PLACE PUBLIQUE > Une façon de relier le peuple à l’élite?

GABY BONNAND >
L’originalité du mouvement syndical en France, c’est que les dirigeants sont issus d’un parcours militant. Ils ne sortent pas des grandes écoles comme on le voit ailleurs, y compris dans de grandes associations. À la commission exécutive de la CFDT, il n’y a pas d’énarque; en se formant tout au long de son parcours, chacun a pu s’approprier les questions de société. En ce sens, le syndicalisme est la forme d’organisation la plus démocratique. Mais lui non plus n’est pas à l’abri d’une coupure avec la vie réelle. J’ai toujours eu besoin, pour me nourrir, de me déplacer, d’aller rencontrer les gens, dans les équipes syndicales mais aussi au-delà du cercle des adhérents.

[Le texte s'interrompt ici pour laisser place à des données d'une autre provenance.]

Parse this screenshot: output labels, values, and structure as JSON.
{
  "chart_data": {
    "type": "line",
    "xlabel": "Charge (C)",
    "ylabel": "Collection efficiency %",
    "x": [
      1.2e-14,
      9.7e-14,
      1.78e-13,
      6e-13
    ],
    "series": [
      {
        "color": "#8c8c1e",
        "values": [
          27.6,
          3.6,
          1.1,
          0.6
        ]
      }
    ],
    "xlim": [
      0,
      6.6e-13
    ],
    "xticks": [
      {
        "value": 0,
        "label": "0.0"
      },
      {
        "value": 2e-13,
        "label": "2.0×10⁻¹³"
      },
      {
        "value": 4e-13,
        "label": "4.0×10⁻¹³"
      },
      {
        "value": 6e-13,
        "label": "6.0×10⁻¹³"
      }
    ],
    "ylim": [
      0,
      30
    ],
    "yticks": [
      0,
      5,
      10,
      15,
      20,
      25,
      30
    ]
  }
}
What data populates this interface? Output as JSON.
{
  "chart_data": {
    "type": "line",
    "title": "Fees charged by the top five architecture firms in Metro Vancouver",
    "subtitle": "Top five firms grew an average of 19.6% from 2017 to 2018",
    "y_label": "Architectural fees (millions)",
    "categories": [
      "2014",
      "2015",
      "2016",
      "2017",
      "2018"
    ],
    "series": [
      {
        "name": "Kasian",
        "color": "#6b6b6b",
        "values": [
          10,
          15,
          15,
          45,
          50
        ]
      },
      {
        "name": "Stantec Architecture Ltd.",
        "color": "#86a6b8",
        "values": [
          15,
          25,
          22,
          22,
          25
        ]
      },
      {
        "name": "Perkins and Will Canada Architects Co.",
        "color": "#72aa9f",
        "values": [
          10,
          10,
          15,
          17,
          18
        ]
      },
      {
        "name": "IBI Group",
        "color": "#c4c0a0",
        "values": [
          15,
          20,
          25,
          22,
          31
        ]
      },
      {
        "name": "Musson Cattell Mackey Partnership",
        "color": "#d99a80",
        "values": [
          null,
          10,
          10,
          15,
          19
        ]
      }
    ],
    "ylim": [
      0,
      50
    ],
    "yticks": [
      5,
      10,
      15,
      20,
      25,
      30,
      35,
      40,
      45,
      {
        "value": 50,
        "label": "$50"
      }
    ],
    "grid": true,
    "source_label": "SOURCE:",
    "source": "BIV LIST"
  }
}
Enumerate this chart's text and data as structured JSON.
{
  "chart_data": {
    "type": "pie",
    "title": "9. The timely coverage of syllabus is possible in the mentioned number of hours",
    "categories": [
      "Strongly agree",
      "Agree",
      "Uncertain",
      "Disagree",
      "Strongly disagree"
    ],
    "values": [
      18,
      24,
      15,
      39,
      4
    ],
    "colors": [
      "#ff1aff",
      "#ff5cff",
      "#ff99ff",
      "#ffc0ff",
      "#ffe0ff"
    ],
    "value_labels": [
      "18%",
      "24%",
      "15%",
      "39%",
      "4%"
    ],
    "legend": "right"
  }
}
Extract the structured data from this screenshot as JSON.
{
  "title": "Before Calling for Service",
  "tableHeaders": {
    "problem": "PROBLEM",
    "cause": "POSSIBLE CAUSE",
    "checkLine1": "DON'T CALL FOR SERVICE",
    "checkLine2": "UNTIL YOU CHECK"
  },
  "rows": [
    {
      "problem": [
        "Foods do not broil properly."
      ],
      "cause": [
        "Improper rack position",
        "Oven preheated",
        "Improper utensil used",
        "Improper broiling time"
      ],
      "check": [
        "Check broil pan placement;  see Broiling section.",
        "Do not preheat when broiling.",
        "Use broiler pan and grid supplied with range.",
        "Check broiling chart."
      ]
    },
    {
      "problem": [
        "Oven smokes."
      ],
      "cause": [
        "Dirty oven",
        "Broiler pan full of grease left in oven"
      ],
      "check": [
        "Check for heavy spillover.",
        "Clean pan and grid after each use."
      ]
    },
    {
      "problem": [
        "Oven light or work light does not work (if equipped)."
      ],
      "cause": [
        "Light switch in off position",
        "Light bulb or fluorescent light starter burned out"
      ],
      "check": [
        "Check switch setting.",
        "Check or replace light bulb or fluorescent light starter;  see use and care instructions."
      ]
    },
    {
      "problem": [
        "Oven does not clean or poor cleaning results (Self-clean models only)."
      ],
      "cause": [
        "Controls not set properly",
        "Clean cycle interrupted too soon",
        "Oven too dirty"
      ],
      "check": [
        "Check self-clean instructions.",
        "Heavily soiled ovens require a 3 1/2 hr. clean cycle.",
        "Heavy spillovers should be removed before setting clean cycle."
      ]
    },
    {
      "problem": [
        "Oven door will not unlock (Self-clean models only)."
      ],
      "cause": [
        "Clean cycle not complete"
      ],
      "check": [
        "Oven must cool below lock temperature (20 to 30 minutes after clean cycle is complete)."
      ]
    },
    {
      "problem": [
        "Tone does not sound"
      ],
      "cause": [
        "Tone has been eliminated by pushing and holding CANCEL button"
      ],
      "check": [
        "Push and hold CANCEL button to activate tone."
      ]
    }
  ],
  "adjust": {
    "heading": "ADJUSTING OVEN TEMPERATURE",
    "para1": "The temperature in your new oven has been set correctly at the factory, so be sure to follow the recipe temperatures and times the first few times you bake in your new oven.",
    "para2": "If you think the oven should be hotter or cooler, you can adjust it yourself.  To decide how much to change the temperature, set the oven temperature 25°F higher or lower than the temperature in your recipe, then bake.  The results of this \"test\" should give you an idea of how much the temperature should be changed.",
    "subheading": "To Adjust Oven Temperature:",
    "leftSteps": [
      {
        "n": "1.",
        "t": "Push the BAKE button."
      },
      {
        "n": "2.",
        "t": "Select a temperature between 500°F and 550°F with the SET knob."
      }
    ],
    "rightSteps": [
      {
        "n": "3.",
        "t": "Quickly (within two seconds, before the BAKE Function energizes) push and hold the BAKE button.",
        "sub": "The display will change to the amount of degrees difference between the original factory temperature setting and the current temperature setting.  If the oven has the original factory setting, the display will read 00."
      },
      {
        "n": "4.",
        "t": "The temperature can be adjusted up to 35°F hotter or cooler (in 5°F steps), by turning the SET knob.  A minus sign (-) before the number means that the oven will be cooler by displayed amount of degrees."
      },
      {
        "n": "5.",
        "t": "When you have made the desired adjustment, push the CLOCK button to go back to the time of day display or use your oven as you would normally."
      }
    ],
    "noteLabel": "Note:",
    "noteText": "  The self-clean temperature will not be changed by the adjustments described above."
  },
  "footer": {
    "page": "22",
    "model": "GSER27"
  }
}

PLACE PUBLIQUE > Comment le syndicalisme doit-il évoluer ?

GABY BONNAND >
Il ne faut pas rester prisonnier de l’histoire. À une époque, par exemple, où la CGT était verrouillée par le PC et où les socialistes de la SFIO frayaient avec FO, la CFDT a revendiqué l’autonomie: elle a ainsi renoué avec la négociation et retrouvé l’efficacité. Par la suite, la chute du Mur de Berlin a permis à la CGT de couper le cordon ombilical. Avec Bernard Thibault notamment, elle a renouvelé son discours et ses pratiques. L’erreur de la CFDT aurait été de regarder la CGT comme elle était avant. L’accord CFDT-CGT sur la représentativité est capital pour l’avenir. De même qu’on ne peut pas lutter pour que l’individu s’émancipe et lui reprocher après d’être individualiste, de même on ne s’est pas battu pour que le syndicalisme devienne plus indépendant, plus négociateur, et reprocher maintenant à la CGT de venir sur notre terrain. Demain, le syndicalisme sera peut-être différent d’aujourd’hui et, à la limite, peu importe si dans 30 ans il n’y a plus de CFDT ni de CGT. On peut être très corporatiste en disant qu’on est solidaire. Ce qui importe, c’est notre capacité à donner des outils pour notre démocratie. Il ne faut pas être prisonnier des institutions qu’on a créées. C’est vrai pour les partis politiques, vrai pour les syndicats, vrai pour notre protection sociale. Il faut revenir aux valeurs qui ont fondé leur création.